Speaker 1: [foreign language 00:00:04]
Speaker 2: [foreign language 00:00:07]
Speaker 3: Effective healthcare communication policies and practices including provider health literacy contribute to improving the quality of services for culturally and linguistically diverse populations, as well as people with limited health literacy skills. At HRSA, we view healthcare communication as a synergy of three factors. Health literacy, cultural competency and linguistic competency. It is important to emphasize a dynamic view of healthcare communication.
Speaker 4: These three factors interplay with each other in dynamic ways.
Speaker 1: [foreign language 00:01:00]
Speaker 4: For example, a person's health literacy may be influenced by sociocultural factors including education, income, country of origin, level of assimilation to the host culture to name a few.
Speaker 3: Cultural factors not only include language, gender, socioeconomic status, sexual orientation and gender identity, but also physical and mental capacity, age, religion, housing status and regional differences.
Speaker 4: Culture also includes diversity within specific cultural and ethnic groups. Even the culture of Western medicine. All of the factors that I've mentioned are very dynamic and highly interdependent. They are difficult to isolate and they tend to interact and influence each other. It is important to note that low health literacy is not language dependent. Additionally, culture seems to be a prime mediator among these various factors.
Speaker 3: The United States is becoming even more linguistically and culturally diverse. The number of people who speak a language other than English at home has more than doubled in the last three decades and at a pace four times greater than the nation's population growth. In that time frame, the percentage of non-English language speakers grew by 140%, while the nation's overall population grew by 34%.

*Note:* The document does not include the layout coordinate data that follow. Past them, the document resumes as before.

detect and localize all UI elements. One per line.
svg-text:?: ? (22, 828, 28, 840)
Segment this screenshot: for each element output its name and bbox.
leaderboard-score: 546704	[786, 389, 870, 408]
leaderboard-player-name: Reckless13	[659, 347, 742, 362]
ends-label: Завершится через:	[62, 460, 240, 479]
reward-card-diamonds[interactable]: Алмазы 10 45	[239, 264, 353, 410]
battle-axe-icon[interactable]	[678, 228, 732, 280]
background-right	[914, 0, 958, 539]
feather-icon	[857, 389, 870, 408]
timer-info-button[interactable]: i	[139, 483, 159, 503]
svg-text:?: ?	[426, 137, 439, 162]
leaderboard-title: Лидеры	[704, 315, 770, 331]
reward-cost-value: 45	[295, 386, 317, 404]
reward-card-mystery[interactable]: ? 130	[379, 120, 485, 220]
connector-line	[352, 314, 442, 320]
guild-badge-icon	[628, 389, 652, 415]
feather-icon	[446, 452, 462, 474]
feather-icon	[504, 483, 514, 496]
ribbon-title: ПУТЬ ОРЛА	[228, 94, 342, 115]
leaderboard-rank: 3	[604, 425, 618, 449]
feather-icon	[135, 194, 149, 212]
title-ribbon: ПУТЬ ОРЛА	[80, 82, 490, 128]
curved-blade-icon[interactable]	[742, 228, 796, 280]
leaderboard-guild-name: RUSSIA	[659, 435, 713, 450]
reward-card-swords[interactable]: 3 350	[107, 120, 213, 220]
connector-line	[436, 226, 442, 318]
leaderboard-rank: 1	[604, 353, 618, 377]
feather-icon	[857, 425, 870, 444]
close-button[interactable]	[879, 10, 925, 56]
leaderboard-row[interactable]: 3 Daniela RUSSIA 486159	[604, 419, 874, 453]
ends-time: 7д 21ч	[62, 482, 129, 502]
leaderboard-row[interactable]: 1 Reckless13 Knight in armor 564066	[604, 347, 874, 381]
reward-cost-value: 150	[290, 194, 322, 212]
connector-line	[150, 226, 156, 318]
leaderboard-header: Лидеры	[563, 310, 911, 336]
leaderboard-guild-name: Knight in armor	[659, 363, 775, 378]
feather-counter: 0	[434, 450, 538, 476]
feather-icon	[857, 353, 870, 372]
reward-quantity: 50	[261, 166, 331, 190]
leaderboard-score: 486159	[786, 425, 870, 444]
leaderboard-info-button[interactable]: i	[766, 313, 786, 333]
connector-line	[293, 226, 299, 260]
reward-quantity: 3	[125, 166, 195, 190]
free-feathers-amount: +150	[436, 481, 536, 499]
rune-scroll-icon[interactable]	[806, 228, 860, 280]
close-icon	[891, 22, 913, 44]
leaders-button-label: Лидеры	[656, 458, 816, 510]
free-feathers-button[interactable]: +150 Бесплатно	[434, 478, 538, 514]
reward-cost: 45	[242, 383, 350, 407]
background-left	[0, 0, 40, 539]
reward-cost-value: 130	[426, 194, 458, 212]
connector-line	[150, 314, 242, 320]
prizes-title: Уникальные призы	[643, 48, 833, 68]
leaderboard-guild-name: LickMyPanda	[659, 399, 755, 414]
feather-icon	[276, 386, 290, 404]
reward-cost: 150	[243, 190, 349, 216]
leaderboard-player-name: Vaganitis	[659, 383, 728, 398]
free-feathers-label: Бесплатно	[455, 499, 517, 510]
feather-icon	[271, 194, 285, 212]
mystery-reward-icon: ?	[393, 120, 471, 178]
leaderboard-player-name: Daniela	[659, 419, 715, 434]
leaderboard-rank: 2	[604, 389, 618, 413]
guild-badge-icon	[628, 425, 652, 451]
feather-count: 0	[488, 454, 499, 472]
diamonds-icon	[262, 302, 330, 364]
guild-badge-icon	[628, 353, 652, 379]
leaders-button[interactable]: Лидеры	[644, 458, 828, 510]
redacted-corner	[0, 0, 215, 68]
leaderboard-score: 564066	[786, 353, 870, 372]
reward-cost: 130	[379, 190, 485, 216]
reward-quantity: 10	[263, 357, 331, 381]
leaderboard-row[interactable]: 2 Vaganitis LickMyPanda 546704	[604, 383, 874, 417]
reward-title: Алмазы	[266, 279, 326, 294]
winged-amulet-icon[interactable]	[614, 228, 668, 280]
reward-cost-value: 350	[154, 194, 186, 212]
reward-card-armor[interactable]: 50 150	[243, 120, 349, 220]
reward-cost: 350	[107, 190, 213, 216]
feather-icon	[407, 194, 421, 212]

Speaker 5: So she says in this moment she's feeling better. Yesterday she felt a little bit of pain but she's feeling much better today.
Speaker 6: In her chest?
Speaker 4: The unprecedented rise in our nation's non-English speakers calls for rapid and innovative responses on the part of healthcare systems to ensure that trained healthcare interpreters are immediately available when required. Health Equity is attainment of the highest level of health for all people.
Speaker 3: A disparity is a particular type of health difference that is closely linked with social or economic disadvantage. Health disparities adversely affect groups of people who have systematically experienced greater social and economic obstacles to health. HRSA views effective cross cultural communication as health disparity, quality, safety, and civil rights issues. Health literacy must be viewed within a cultural context.
Speaker 4: The HRSA mission statement is the framework that supports a health care system that ensures access to comprehensive culturally competent quality care in order to fully integrate cultural and linguistic competence and health literacy factors into HRSA funding opportunity announcements, new suggested guidelines have been developed to improve the effectiveness of healthcare communication between providers and their patients. Programs are encouraged to apply these principles whenever appropriate in their policies and practices.
Speaker 3: Please remember that these are guidelines and suggestions for preparing responsive applications. They are not directives. Feel free to contact the name listed in the funding opportunity announcement for further clarification regarding this effective healthcare communication policy. Also available on these web pages are links to other public resources and tools of cultural competence, linguistic competence, and health literacy that we have found for you to use.
We encourage you to use these things to assist in the preparation of your application.